Two Hundred Seventy-Five Dollars
($275.00) in US Currency
Seized From: Brenda K. Gray
Date of Seizure: February 1, 2011
Claimant: Brenda K. Gray
Lien Holder: N/A
INITIAL ORDER
This hearing in this matter was conducted in Lawrenceburg, Tennessee, on July
27, 2011, before Margaret R. Robertson, Administrative Law Judge, assigned by the
Secretary of State, and sitting for the Commissioner of the Tennessee Department of
Safety. Orvil Orr, Attorney for the Tennessee Department of Safety, appeared for the
Department of Safety.
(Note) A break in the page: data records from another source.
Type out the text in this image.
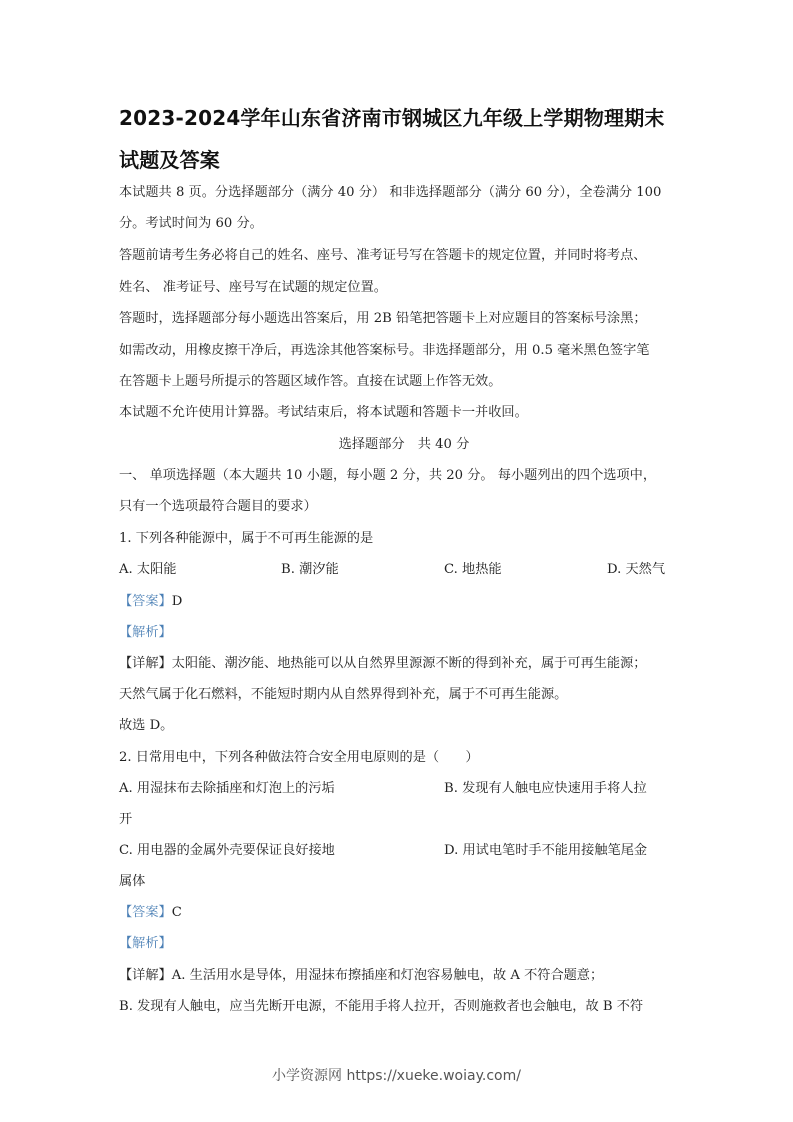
2023-2024学年山东省济南市钢城区九年级上学期物理期末
试题及答案
本试题共 8 页。分选择题部分（满分 40 分） 和非选择题部分（满分 60 分），全卷满分 100
分。考试时间为 60 分。
答题前请考生务必将自己的姓名、座号、准考证号写在答题卡的规定位置，并同时将考点、
姓名、 准考证号、座号写在试题的规定位置。
答题时，选择题部分每小题选出答案后，用 2B 铅笔把答题卡上对应题目的答案标号涂黑；
如需改动，用橡皮擦干净后，再选涂其他答案标号。非选择题部分，用 0.5 毫米黑色签字笔
在答题卡上题号所提示的答题区域作答。直接在试题上作答无效。
本试题不允许使用计算器。考试结束后，将本试题和答题卡一并收回。
选择题部分　共 40 分
一、 单项选择题（本大题共 10 小题，每小题 2 分，共 20 分。 每小题列出的四个选项中，
只有一个选项最符合题目的要求）
1. 下列各种能源中，属于不可再生能源的是
A. 太阳能	B. 潮汐能	C. 地热能	D. 天然气
【答案】D
【解析】
【详解】太阳能、潮汐能、地热能可以从自然界里源源不断的得到补充，属于可再生能源；
天然气属于化石燃料，不能短时期内从自然界得到补充，属于不可再生能源。
故选 D。
2. 日常用电中，下列各种做法符合安全用电原则的是（　　）
A. 用湿抹布去除插座和灯泡上的污垢	B. 发现有人触电应快速用手将人拉
开
C. 用电器的金属外壳要保证良好接地	D. 用试电笔时手不能用接触笔尾金
属体
【答案】C
【解析】
【详解】A. 生活用水是导体，用湿抹布擦插座和灯泡容易触电，故 A 不符合题意；
B. 发现有人触电，应当先断开电源，不能用手将人拉开，否则施救者也会触电，故 B 不符
小学资源网 https://xueke.woiay.com/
The Claimant, Brenda K. Gray, represented herself.
The subject of this hearing was the proposed forfeiture of the seized currency for
its alleged use or intended use or receipt in violation of the Tennessee Drug Control Act,
T.C.A. §39-17-401, et seq., T.C.A. §53-11-451(a)(4) and T.C.A. §53-11-451(a)(6)A.
After consideration of the evidence offered, the arguments of counsel, and the
entire record in this matter, it is ORDERED that the seized currency be immediately
RETURNED to the Claimant. This decision is based upon the following Findings of
Fact and Conclusions of Law.
FINDINGS OF FACT
1.
On February 1, 2011, Detectives Zaidan and Stanfield of the Maury County
Sheriff’s Department observed two men purchasing a quantity of pseudoephedrine in
Wal-Mart. The men were then driven to CVS Pharmacy, where one man purchased
lithium batteries and the other purchased another quantity of pseudoephedrine.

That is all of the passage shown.